Tuesday, September 23, 2008

Oil Price Fantasy: Bill O'Reilly Remains a Pinhead, and the Mainstream Media Remains Stupid

My brother has access to the Oil Price Information Service.  He is co-owner of a trucking company. See yesterday's entry in this blog labeling Bill O'Reilly (correctly) as a mjaor league pinhead, and the mainstream media as stupid, for paying attention to a fictional move in the price of oil.  No wonder people are willing to buy the fantasy, leftist world where the Federal Government ca solve all of our problems, instead of the real world where reliance on central planning sets us up for disaster. People are being fed fantasy every day.  Here is today's "OPIS Alert (emailed to me from my brother):
 
"To: OPIS Bonus Alerts
Subject: OPIS UPDATE: ***NYMEX FLOOR TRADING OPENS WITH LOSSES AFTER
HISTORIC RISE YESTERDAY

2008-09-23 09:14:34 EDT
***NYMEX FLOOR TRADING OPENS WITH LOSSES AFTER HISTORIC RISE YESTERDAY
   The NYMEX pit opened with losses across the board today after a record-
breaking intraday rise in crude oil yesterday.
   October WTI, which expired Monday, roared higher by some $25/bbl at one
point. That's a new all-time record intraday jump, and was prompting
attention
from federal agencies for further regulation.
   November WTI, which becomes front month today, settled yesterday with
gains
of $6.62/bbl, topping $109/bbl in overnight trading. In the first few
minutes
of activity today, the contract was down about $1.25/gal near the $108/gal

mark"
 
Note that yesterday's price movement in the expiring October contract is confirmed as fictional.  In other words, it is a lie to call it "historic".  It was not real.  It was a fantasy.  It was just a one day short squeeze in an expiring contract.  It had nothing to do with the price at which people are actually buying and selling oil.  It only had to too with a one day market squeeze as to a single expiring contract (where "real" buyers of oil could simply have bought the Novermber contract at a lower price--not to mention that the cash market price of oil did not move).
 
Do you see how far the insanity has gone?  Note the reference to calls for "more regulation" because of a fiction.  It was not real.  It had not real impact on the economy.  It had no real impact on the real price of oil. It had no real impact on the continuing oil futures market.  It was a short squeeze.
 
Now can you make a case that we should do something about the computer program trading, and speculative risk taking, that results in this kind of (immaterial to the rest of us) short squeeze?  Maybe.  However,  O'Reilly, and others, are looking at this exactly wrong.  It has nothing to do with "manipulation" of the price of oil.
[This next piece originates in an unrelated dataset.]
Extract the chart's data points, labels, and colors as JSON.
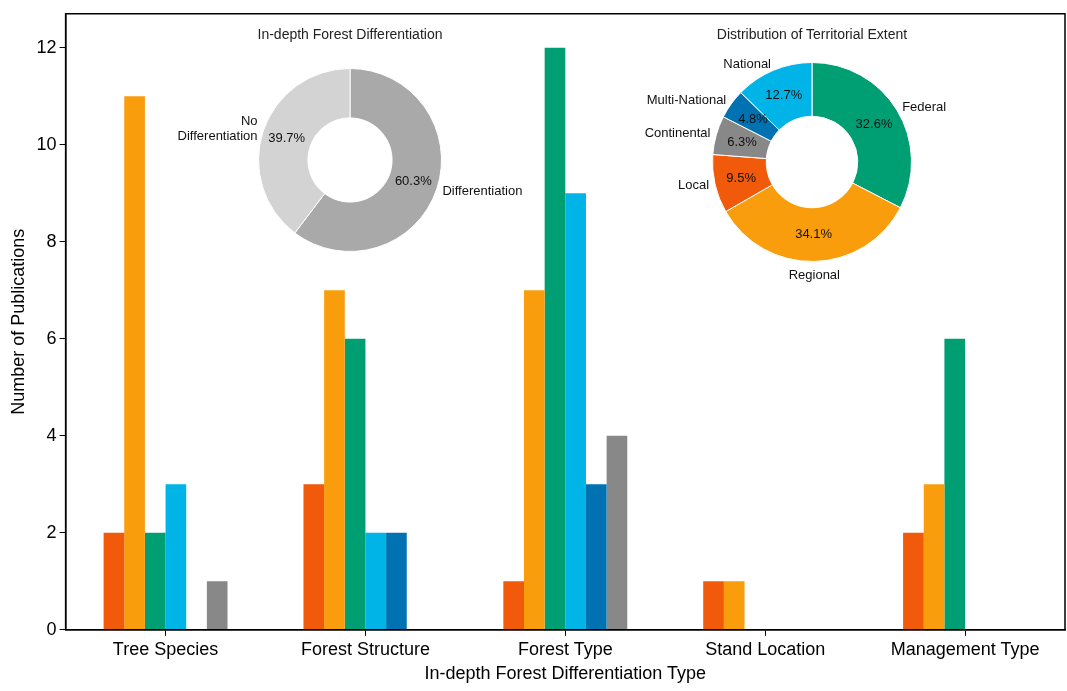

It has nothing to do with speculators controlling the price we pay for oil and gasoline.  It only has to do with speculators getting caught in a short squeeze. 
 
Wild swings are known to occur on contract expiration days, and option expiration days.   If you want orderly markets, you might want to try to avoid these wild, one day gyrations caused by speculators having to "unwind" positions on the last day of a contract.  However, it is not a major problem--certainly not a problem with the price of oil--and trying to "fix" it could easily create serious problems with the "real" futures trading (not this fictional short squeeze of yesterday). 
 
We should address reality, and not Bill O'Reilly/mainstream media/leftist fantasy.  Yesterday's fictional move in the "price" (really only October contract, expiring) of oil was not "historic".  It was meaningless, except as to speculators involved.  If we act, it should be on the reality (that this is a pretty technical "problem" involving trading on expiration days and not any kind of fundamental problem in oil price or futures trading) rather than act on fantasy (that yesterday was some sort of proof of speculator responsibility for the price of oil and gasoline we pay)..
 
See yesterday's blog entry for the full explanatioin of why yesterday's "move" in the price of oil was fictional, and why this kind of contract "squeeze" is not new (not a result, for example, of "deregulation").